SUPREME COURT OF THE STATE OF NEW YORK
Appellate Division, Fourth Judicial Department
104
CA 16-00527
PRESENT: CENTRA, J.P., LINDLEY, NEMOYER, CURRAN, AND TROUTMAN, JJ.
HUMAN TECHNOLOGIES CORPORATION,
PLAINTIFF-RESPONDENT,
V MEMORANDUM AND ORDER
TENNESSEE-ALABAMA MANUFACTURING, INC.,
DEFENDANT-APPELLANT.
CENTOLELLA LYNN D’ELIA & TEMES LLC, SYRACUSE (DAVID C. TEMES OF
COUNSEL), FOR DEFENDANT-APPELLANT.
SAUNDERS KAHLER, LLP, UTICA (MERRITT S. LOCKE OF COUNSEL), FOR
PLAINTIFF-RESPONDENT.
Appeal from an order of the Supreme Court, Herkimer County (Erin
P. Gall, J.), entered June 2, 2015. The order granted the motion of
plaintiff for summary judgment, denied the cross motion of defendant
for summary judgment and dismissed the counterclaims of defendant.
It is hereby ORDERED that the order so appealed from is
unanimously modified on the law by granting judgment in favor of
plaintiff Human Technologies Corporation as follows:
It is ADJUDGED and DECLARED that the purchase orders,
dated September 25, 2013, and the delivery releases, dated
November 8, 2013, do not constitute an enforceable
agreement,
and as modified the order is affirmed without costs.

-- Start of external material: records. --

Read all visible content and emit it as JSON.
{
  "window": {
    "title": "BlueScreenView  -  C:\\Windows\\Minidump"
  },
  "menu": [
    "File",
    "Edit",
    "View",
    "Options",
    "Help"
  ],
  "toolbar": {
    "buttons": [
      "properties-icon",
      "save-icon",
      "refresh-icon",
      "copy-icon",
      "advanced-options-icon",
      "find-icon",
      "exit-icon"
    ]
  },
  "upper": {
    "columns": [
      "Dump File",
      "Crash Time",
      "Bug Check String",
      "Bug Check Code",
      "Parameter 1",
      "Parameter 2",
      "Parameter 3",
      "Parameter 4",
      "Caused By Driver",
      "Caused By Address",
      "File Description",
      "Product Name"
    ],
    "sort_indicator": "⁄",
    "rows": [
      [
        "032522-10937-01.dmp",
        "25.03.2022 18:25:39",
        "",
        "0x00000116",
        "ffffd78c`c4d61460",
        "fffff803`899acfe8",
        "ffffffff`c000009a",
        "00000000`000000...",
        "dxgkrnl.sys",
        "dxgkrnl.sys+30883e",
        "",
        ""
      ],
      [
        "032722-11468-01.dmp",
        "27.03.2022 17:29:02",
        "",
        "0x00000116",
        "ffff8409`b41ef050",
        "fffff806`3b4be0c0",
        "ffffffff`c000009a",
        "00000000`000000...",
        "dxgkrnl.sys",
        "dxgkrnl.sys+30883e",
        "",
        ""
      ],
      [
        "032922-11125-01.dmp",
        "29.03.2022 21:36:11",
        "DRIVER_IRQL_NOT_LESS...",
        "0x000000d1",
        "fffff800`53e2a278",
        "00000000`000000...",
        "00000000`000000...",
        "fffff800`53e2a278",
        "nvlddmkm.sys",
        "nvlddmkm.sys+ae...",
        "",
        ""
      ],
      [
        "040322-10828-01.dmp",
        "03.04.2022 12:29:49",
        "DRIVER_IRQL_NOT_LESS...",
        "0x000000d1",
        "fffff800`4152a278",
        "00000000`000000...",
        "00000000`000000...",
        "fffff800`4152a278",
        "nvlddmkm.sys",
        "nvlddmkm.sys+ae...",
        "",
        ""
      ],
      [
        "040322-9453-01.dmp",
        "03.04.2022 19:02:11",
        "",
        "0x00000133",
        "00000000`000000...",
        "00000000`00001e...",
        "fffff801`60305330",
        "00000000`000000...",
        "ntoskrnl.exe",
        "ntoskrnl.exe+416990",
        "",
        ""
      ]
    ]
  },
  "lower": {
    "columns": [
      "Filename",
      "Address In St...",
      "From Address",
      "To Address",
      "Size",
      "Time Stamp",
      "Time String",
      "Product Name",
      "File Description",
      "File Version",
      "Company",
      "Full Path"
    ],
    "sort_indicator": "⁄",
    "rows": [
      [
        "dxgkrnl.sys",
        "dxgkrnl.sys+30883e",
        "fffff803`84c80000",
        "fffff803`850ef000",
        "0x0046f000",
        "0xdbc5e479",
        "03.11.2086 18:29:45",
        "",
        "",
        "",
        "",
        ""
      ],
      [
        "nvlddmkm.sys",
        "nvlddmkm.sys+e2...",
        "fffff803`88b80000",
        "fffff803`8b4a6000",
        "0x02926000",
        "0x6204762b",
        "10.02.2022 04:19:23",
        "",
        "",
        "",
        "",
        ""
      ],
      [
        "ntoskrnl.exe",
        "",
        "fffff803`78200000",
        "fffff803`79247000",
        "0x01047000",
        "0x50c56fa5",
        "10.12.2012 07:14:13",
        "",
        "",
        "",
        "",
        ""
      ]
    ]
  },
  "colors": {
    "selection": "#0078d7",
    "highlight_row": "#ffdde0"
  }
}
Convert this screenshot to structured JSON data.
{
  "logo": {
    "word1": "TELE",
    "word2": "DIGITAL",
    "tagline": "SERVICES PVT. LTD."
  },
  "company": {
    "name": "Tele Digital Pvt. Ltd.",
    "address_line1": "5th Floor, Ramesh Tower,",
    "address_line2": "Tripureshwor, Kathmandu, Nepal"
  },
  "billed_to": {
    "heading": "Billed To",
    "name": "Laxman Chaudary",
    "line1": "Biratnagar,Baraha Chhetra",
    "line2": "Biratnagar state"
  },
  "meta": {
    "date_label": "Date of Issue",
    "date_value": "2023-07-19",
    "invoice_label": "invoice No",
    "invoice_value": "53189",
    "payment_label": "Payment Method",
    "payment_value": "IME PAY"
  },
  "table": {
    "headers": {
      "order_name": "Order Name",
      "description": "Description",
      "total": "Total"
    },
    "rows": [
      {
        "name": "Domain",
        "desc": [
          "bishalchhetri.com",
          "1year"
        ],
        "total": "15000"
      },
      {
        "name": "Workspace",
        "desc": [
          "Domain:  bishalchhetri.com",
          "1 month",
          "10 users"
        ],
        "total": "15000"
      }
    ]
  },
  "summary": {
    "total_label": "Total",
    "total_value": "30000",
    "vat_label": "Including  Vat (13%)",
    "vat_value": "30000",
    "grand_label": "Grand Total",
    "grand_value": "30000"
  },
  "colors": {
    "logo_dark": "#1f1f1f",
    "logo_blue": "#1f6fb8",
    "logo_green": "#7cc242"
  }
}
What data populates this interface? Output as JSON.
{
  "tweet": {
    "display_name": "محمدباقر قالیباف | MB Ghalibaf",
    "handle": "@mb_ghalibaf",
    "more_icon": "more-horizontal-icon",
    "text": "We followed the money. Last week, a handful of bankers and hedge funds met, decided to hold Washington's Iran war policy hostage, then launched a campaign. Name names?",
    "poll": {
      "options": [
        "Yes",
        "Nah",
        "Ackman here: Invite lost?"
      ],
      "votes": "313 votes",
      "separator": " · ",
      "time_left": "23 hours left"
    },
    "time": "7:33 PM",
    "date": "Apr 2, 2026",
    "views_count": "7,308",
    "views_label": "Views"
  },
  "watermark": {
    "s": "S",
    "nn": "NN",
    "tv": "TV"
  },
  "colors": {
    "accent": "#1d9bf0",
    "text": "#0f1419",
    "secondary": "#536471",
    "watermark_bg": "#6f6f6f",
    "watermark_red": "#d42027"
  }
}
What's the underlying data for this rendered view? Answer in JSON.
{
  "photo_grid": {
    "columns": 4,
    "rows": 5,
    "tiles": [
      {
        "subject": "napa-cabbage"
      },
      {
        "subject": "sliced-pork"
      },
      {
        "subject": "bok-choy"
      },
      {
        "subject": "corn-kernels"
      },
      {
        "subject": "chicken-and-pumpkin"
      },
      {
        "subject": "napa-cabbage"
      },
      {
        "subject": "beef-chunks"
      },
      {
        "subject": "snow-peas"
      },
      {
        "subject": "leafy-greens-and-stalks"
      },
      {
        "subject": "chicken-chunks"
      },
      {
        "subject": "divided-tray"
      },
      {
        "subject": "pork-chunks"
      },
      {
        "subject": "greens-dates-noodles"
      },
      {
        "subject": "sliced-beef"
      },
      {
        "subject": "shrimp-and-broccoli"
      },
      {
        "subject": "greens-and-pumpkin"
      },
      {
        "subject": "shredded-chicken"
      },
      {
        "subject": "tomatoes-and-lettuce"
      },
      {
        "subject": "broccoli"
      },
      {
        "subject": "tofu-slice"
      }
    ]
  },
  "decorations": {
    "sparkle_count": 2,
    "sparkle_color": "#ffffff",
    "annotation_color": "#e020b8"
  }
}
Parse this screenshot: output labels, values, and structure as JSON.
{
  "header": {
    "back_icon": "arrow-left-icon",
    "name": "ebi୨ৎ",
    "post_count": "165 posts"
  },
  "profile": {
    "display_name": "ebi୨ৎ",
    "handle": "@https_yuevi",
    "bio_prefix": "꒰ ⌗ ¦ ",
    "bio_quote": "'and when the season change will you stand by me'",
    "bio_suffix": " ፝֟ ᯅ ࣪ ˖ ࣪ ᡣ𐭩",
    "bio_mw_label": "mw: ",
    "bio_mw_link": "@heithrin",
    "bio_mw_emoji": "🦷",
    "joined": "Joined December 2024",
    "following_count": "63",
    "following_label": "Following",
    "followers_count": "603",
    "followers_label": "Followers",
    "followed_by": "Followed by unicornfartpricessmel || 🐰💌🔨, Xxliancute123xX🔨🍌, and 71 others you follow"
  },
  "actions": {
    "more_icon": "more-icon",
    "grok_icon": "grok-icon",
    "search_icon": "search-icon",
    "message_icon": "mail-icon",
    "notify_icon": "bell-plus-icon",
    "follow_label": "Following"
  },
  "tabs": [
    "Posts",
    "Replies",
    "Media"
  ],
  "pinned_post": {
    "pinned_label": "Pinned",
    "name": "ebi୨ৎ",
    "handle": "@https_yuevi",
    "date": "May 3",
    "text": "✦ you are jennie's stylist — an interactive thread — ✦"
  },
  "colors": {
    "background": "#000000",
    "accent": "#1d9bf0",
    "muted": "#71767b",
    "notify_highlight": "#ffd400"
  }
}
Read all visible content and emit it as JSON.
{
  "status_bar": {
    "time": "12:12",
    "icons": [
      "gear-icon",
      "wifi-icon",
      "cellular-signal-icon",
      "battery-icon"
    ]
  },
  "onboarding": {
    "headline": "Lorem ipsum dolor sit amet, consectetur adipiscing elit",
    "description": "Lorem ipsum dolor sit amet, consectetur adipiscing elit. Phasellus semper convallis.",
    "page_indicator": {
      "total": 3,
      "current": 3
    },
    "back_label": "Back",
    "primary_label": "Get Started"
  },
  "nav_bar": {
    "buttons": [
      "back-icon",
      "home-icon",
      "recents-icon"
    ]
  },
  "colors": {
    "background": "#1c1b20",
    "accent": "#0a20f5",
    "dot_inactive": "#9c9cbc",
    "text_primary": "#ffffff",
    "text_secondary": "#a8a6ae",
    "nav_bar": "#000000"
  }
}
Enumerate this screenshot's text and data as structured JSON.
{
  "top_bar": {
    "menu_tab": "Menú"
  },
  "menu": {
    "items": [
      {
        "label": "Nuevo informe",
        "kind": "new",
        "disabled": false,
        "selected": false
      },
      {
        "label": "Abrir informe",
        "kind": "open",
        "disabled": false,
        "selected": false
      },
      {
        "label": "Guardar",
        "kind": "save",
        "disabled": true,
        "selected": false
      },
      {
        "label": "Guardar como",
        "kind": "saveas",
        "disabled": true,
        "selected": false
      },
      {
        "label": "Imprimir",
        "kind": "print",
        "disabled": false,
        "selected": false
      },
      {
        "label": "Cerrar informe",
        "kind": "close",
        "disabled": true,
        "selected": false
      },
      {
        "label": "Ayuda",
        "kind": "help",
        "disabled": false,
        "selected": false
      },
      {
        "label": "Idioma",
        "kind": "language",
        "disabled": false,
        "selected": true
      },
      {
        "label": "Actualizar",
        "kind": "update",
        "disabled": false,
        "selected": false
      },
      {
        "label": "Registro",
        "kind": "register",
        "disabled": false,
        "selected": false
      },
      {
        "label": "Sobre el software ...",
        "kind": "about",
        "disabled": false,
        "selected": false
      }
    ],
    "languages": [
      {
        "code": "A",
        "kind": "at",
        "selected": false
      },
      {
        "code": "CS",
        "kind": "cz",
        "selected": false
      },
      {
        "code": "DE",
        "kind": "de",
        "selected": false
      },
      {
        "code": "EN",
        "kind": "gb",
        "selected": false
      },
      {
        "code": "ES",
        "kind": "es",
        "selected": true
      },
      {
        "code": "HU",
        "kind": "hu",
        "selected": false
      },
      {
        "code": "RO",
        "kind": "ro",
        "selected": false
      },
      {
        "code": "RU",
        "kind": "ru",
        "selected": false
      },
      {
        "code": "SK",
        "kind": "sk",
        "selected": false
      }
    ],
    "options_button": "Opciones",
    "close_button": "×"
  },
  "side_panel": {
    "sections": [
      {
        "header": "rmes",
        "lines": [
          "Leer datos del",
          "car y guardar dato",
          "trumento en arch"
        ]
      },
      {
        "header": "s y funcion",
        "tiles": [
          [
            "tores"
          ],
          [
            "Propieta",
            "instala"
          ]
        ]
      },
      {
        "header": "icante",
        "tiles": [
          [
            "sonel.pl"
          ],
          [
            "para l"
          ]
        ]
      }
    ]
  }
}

Memorandum: Plaintiff commenced this action seeking a
declaration that certain purchase orders and delivery releases are not
governed by UCC article 2, and that they do not constitute an
enforceable agreement. Plaintiff thereafter moved for, inter alia,
summary judgment seeking the relief set forth in its complaint and
dismissal of defendant’s counterclaims. Supreme Court granted the
motion, concluding that the purchase orders and delivery releases are
not governed by UCC article 2, and that the purported agreement is
void under the statute of frauds (see General Obligations Law § 5-701
[a] [1]). We conclude that the court properly granted the motion but
erred in failing to declare the rights of the parties (see generally
Hirsch v Lindor Realty Corp., 63 NY2d 878, 881), and we therefore
modify the order accordingly.
-2- 104
CA 16-00527
Contrary to defendant’s contention, an email from plaintiff’s
business developer does not satisfy the statute of frauds inasmuch as
the full intention of the parties cannot be ascertained from that
email without reference to parol evidence (see Cooley v Lobdell, 153
NY 596, 600; Dahan v Weiss, 120 AD3d 540, 542). Moreover, the email
did not “confirm the material elements of [the] alleged agreement”
(Josephberg v Crede Capital Group, LLC, 140 AD3d 629, 629), but
instead confirmed “that the material terms of the agreement were not
settled” (Dahan, 120 AD3d at 542). Contrary to defendant’s further
contention, “part performance is not applicable to actions governed by
section 5-701” (American Tower Asset Sub, LLC v Buffalo-Lake Erie
Wireless Sys. Co., LLC, 104 AD3d 1212, 1212; see Messner Vetere Berger
McNamee Schmetterer Euro RSCG v Aegis Group, 93 NY2d 229, 234 n 1).